This study deals with the impact of cylindrical eigenstrains on the traveling wave solutions of a neo-Hookean cylindrical rod. For this purpose, we consider an isotropic, incompressible neo-Hookean rod with the symmetrical distribution of radial, circumferential and longitudinal eigenstrains. To establish the momentum balance equations, we construct a Riemannian manifold as the reference configuration, and then place it in Euclidean space. Assuming that the rod has an axisymmetric region with uniform eigenstrains, we extend and simplify the governing equations to come up with the final nonlinear differential equation. After thorough analysis of this equation, we introduce a traveling wave which is not observed in an eigenstrain-free rod and also explain how the cylindrical eigenstrains affect the velocities. In addition, we propose an important solution, stating that with special quantities of the eigenstrains, any arbitrary function can be a traveling wave in the rod (provided that it is physically acceptable). To substantiate this claim, we find those eigenstrain parameters by which the equilibrium equation is satisfied automatically. Proving that these waves are of equal velocities, we can say that this solution is similar to d’Alembert’s solution in linear approaches.

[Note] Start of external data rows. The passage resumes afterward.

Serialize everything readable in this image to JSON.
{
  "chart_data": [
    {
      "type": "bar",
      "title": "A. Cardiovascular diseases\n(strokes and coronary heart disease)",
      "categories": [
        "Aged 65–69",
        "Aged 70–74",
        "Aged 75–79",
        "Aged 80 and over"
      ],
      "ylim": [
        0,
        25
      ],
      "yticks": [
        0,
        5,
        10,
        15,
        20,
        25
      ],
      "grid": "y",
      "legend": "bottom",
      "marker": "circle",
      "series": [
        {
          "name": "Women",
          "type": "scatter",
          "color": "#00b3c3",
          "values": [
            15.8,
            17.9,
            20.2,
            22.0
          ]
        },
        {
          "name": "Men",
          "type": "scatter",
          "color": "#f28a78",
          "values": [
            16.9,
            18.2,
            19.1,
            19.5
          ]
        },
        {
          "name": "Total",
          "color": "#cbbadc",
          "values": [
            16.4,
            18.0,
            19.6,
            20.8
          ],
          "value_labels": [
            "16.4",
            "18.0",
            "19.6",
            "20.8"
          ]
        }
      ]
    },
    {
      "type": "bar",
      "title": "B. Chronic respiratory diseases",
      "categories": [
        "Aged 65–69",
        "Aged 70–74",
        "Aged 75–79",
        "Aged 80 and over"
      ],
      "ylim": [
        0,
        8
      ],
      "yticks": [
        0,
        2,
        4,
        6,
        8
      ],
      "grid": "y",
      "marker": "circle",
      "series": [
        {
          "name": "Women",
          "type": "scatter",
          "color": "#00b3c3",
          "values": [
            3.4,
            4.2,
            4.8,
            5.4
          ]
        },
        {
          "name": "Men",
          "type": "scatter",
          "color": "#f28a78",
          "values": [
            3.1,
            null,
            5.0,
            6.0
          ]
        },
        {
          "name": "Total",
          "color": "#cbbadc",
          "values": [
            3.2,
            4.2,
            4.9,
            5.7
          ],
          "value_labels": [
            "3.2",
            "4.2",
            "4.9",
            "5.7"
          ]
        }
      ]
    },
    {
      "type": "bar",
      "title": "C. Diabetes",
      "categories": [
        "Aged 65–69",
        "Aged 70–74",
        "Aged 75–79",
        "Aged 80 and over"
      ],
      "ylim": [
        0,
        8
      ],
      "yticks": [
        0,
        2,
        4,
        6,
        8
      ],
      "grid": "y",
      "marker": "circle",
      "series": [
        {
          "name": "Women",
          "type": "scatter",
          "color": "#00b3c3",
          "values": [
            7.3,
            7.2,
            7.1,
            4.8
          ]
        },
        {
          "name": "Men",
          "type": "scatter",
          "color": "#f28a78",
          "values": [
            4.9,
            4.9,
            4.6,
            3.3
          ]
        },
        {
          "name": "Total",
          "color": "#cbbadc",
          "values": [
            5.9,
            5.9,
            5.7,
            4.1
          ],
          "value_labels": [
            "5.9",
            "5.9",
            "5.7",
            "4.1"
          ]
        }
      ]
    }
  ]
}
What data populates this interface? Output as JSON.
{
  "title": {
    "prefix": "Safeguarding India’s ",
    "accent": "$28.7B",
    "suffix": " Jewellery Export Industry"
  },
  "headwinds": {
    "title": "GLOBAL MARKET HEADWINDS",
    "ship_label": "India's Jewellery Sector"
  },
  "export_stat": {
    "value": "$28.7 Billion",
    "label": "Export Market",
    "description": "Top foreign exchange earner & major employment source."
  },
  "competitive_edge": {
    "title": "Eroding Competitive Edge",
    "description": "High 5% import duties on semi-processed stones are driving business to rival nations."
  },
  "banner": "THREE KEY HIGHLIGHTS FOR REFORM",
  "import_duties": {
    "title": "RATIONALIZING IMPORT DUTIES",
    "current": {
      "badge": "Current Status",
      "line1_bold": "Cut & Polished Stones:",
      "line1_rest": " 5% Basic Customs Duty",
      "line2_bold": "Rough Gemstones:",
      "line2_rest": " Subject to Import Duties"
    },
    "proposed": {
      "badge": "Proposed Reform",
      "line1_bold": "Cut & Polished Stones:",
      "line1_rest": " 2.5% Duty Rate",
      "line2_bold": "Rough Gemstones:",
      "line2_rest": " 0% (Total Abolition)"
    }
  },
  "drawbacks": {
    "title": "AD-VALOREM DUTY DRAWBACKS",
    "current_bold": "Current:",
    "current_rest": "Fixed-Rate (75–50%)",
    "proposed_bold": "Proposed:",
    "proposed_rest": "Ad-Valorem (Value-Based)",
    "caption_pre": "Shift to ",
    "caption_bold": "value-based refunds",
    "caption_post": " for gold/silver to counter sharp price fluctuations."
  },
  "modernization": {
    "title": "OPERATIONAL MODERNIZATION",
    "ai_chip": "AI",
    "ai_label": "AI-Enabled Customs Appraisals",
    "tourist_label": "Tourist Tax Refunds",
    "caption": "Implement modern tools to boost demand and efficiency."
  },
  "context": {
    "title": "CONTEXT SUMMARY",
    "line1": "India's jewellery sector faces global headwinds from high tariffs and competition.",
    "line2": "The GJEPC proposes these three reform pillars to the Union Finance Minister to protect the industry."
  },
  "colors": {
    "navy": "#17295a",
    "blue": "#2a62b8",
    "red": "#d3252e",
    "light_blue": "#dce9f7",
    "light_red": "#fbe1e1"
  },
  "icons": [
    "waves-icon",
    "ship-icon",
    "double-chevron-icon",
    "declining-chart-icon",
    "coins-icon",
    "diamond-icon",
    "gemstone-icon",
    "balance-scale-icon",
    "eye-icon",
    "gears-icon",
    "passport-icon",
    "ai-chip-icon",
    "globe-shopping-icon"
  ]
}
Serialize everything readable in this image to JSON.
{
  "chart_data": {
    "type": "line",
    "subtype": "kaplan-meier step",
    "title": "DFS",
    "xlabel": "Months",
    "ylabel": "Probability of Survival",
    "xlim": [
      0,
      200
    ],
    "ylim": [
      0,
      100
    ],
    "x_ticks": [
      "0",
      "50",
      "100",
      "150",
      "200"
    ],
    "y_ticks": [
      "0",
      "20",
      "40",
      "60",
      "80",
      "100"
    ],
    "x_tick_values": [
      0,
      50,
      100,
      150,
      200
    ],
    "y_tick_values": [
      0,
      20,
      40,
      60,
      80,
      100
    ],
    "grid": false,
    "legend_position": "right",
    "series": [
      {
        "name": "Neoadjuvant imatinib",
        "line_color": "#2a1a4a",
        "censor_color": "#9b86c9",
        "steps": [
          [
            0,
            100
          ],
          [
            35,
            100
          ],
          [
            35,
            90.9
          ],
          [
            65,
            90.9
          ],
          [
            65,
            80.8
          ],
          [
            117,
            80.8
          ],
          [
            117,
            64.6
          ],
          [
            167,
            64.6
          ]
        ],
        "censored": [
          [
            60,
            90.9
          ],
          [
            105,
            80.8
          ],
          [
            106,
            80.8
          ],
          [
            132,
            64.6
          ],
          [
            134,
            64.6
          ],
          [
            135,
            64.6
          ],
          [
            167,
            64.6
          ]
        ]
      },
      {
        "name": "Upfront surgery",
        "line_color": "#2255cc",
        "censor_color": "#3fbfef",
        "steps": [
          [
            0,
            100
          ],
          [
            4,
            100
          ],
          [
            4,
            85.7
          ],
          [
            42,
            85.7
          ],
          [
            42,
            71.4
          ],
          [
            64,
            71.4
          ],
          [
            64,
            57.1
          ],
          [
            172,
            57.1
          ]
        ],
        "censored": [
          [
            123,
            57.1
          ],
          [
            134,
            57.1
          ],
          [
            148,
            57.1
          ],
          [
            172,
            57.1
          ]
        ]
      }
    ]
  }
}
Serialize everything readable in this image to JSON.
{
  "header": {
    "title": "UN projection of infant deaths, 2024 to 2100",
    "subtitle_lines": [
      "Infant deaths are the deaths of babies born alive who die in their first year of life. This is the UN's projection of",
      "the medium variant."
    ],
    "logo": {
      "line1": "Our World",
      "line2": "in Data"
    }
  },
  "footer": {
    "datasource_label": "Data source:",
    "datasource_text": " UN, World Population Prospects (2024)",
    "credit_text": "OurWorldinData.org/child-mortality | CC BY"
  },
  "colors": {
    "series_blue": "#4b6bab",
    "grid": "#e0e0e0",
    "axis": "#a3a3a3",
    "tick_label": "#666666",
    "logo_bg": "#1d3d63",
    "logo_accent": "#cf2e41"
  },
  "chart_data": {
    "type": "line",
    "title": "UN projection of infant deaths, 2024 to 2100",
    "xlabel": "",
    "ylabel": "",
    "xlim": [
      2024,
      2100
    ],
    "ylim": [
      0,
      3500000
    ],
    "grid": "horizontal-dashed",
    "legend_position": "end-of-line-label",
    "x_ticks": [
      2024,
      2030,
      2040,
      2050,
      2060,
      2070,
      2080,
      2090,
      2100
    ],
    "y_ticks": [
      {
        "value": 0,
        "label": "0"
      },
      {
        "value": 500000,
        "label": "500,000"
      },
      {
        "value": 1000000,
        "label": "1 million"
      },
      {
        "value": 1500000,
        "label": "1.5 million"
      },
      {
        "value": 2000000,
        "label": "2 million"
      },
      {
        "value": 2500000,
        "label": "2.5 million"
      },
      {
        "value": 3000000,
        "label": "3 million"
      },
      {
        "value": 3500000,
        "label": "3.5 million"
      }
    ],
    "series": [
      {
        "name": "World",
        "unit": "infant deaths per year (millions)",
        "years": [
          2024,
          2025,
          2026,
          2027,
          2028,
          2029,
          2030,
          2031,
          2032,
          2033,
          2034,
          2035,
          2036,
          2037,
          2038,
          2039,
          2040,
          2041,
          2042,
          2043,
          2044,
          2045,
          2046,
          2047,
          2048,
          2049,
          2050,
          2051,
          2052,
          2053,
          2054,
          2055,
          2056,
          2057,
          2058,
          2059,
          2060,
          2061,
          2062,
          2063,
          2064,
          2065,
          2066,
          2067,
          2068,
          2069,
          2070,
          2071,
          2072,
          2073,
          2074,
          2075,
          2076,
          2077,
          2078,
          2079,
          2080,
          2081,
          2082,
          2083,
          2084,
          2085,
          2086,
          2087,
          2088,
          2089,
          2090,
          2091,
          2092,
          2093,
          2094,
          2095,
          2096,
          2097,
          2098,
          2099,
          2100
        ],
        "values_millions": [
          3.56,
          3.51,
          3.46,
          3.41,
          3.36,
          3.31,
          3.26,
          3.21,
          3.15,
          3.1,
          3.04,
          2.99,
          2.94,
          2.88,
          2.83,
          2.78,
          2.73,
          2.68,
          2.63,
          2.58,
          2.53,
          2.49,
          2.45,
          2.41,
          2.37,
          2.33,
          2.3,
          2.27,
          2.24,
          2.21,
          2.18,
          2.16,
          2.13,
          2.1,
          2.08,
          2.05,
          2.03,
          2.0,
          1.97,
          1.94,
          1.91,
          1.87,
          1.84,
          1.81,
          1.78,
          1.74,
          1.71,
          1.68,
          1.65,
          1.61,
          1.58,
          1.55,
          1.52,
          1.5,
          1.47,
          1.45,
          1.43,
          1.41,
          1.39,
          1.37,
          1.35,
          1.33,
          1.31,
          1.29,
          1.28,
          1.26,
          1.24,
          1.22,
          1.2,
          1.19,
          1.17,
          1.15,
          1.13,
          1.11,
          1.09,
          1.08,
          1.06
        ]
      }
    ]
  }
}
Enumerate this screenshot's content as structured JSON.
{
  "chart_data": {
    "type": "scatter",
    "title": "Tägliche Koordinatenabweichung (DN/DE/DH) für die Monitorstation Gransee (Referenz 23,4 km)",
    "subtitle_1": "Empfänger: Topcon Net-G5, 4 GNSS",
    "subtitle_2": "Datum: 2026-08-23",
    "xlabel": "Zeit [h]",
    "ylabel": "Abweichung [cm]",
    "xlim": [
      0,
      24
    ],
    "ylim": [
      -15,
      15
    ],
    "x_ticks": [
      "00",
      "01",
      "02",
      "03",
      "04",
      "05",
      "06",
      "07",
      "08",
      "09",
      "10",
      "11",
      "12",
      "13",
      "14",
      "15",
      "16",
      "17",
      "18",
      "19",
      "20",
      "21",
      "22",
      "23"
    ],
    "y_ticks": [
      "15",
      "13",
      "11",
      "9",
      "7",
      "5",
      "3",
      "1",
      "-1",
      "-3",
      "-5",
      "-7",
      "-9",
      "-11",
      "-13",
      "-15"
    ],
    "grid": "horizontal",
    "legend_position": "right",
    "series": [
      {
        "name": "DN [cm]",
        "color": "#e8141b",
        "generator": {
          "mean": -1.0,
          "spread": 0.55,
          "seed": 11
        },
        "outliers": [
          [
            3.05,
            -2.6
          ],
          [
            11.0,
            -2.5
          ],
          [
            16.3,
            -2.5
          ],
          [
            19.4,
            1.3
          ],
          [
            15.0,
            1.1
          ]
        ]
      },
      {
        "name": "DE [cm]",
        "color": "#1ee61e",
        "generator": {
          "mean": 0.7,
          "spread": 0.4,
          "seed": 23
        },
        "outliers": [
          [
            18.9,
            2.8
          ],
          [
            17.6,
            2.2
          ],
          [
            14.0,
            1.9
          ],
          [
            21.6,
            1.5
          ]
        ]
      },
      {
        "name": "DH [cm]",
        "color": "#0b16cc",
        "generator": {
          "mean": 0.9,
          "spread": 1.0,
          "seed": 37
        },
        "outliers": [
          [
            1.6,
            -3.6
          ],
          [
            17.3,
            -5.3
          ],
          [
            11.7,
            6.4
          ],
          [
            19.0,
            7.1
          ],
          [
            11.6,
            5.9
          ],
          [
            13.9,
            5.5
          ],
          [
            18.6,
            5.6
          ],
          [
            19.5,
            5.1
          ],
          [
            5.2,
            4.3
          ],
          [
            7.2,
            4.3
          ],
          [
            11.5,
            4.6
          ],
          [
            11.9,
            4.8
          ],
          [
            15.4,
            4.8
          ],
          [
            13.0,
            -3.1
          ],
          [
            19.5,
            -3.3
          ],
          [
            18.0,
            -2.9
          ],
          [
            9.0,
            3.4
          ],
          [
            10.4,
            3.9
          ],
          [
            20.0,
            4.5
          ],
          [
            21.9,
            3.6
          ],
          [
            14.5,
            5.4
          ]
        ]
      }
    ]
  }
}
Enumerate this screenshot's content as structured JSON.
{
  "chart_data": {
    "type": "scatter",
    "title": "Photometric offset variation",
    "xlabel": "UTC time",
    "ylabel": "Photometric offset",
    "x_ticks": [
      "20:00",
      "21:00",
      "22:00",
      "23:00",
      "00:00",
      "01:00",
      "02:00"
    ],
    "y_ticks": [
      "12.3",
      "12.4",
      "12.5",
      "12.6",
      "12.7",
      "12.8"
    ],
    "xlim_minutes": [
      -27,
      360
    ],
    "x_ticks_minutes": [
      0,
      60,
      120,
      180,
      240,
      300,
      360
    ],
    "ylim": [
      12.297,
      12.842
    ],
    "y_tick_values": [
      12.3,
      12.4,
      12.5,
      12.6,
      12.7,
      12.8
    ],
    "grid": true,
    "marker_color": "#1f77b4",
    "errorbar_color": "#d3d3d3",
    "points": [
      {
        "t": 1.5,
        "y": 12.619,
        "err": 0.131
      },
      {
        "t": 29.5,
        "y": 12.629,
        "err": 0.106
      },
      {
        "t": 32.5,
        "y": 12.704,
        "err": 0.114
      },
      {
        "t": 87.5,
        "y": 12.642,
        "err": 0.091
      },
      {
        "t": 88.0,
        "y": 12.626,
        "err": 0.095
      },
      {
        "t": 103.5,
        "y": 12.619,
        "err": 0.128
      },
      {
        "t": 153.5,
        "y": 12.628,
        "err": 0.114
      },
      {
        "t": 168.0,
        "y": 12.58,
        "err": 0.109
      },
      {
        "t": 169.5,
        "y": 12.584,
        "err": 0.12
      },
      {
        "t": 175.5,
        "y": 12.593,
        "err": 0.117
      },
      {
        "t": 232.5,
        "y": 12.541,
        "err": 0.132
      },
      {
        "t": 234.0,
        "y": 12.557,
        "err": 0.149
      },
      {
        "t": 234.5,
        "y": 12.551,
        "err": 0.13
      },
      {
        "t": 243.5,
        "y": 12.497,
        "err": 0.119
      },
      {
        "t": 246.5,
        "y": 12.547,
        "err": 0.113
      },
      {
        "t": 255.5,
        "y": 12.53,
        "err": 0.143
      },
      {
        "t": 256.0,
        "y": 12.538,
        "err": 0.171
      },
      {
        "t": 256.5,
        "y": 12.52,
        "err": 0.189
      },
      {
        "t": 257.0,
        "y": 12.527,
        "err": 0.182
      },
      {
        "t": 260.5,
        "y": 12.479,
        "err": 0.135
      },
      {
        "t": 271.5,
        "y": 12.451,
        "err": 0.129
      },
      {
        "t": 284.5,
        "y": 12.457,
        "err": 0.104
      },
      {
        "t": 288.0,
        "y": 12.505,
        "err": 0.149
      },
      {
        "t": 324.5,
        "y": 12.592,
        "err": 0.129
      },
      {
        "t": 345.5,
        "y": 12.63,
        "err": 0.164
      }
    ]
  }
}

这项研究处理圆柱特征应变对新霍克式圆柱棒的行波解的影响。为此，我们考虑了各向同性，不可压缩的新霍克杆，该杆具有径向，周向和纵向特征应变的对称分布。为了建立动量平衡方程，我们构造了黎曼流形作为参考配置，然后将其放置在欧几里得空间中。假设杆具有一个具有均匀特征应变的轴对称区域，我们可以扩展和简化控制方程，以得出最终的非线性微分方程。经过对该方程的彻底分析，我们引入了在无本征应变的杆中未观察到的行波，并解释了圆柱本征应变如何影响速度。此外，我们提出了一个重要的解决方案，指出如果使用特殊数量的本征应变，则任意函数都可以是杆中的行波（只要它在物理上是可以接受的）。为了证明这一点，我们找到了自动满足平衡方程的那些特征应变参数。证明这些波具有相同的速度，可以说该解与线性方法中的d'Alembert解类似。